Mine never looks as good as my mom’s. Her stuffing stayed relatively white. Mine doesn’t…however, it tastes the same, and that’s what counts!!!
This is made like a jellyroll. The ground beef is rolled into a rectangle, the stuffing is spread on top of the meat, then rolled up. She cooked this in a “V” roasting rack so it never sat in the fat. The use of the roasting rack is optional, of course, but I suggest using it, especially if you are watching your fat intake.
The Recipe
Pinwheel Meatloaf
This is a recipe my mother transformed. Originally, she said, the filling was mashed potatoes. She thought it would taste better with a soft-bread stuffing. What do they say? Mother is always right? YEP!!
Servings: 4
Calories: 558kcal
Ingredients
- 1 1/2 lbs very lean ground beef
STUFFING
- 1/2 cup finely chopped onion
- 1 tbsp parsley
- 4 tbsp butter
- 2 cups soft breadcrumbs
- 1 tsp salt
- 1/2 tsp pepper
- 1 tsp poultry seasoning
Instructions
- Preheat oven to 350 degrees F. Place a rack in a roasting pan
- Mix all stuffing ingredients in a bowl; set aside
- Roll out ground beef between 2 sheets of waxed paper to make a 12 x 8-inch rectangle.
- Spread stuffing on top of meat and roll up, jellyroll style, from shorter end.
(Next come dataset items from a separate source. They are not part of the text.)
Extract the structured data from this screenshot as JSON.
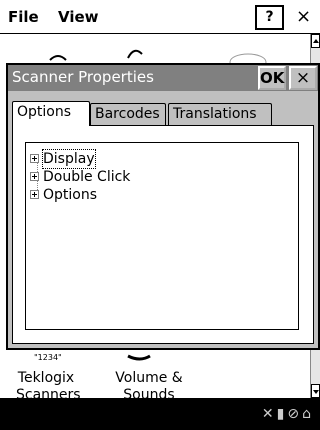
{
  "menubar": {
    "file_label": "File",
    "view_label": "View",
    "help_label": "?",
    "close_label": "×"
  },
  "background_icons": [
    {
      "label_line1": "Teklogix",
      "label_line2": "Scanners"
    },
    {
      "label_line1": "Volume &",
      "label_line2": "Sounds"
    }
  ],
  "dialog": {
    "title": "Scanner Properties",
    "ok_label": "OK",
    "close_label": "×",
    "tabs": [
      {
        "label": "Options",
        "active": true
      },
      {
        "label": "Barcodes",
        "active": false
      },
      {
        "label": "Translations",
        "active": false
      }
    ],
    "tree": [
      {
        "label": "Display",
        "expanded": false,
        "selected": true
      },
      {
        "label": "Double Click",
        "expanded": false,
        "selected": false
      },
      {
        "label": "Options",
        "expanded": false,
        "selected": false
      }
    ]
  },
  "taskbar": {
    "tray_icons": [
      "no-signal-icon",
      "battery-icon",
      "no-radio-icon",
      "network-icon"
    ]
  }
}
Seal seam.
- Place meatloaf on rack in prepared pan.
- Bake for 30-40 minutes or until center of meatloaf is 160 degrees F
Nutrition
Serving: 1serving | Calories: 558kcal | Carbohydrates: 41g | Protein: 44g | Fat: 23g | Saturated Fat: 12g | Cholesterol: 136mg | Sodium: 1192mg | Potassium: 724mg | Fiber: 3g | Sugar: 4g | Vitamin A: 435IU | Vitamin C: 3mg | Calcium: 126mg | Iron: 7mg
Tried this recipe?Mention @midnitebaker or tag #midnitebaker!
Pinwheel Meatloaf |
Liz says
Sounds yummy. Thank you and Happy Thanksgiving to you and your family.
Judith Hanneman says
Thank you Liz–Happy Thanksgiving to you and your family too!
Angela says
A nice new twist on an old favorite. I’m wondering however, if the gr. beef will try to separate & break apart during the rolling process – especially since there isn’t an egg mixed into the gr. beef in order to hold it together.
Judith Hanneman says
It never has for either me or my Mom. We used either 80 or 85% ground beef. If you want to add an egg, that probably wouldn’t be a bad idea and it won’t alter the taste of the final meatloaf. If you’re going to use ultra-lean beef, I’d add the egg.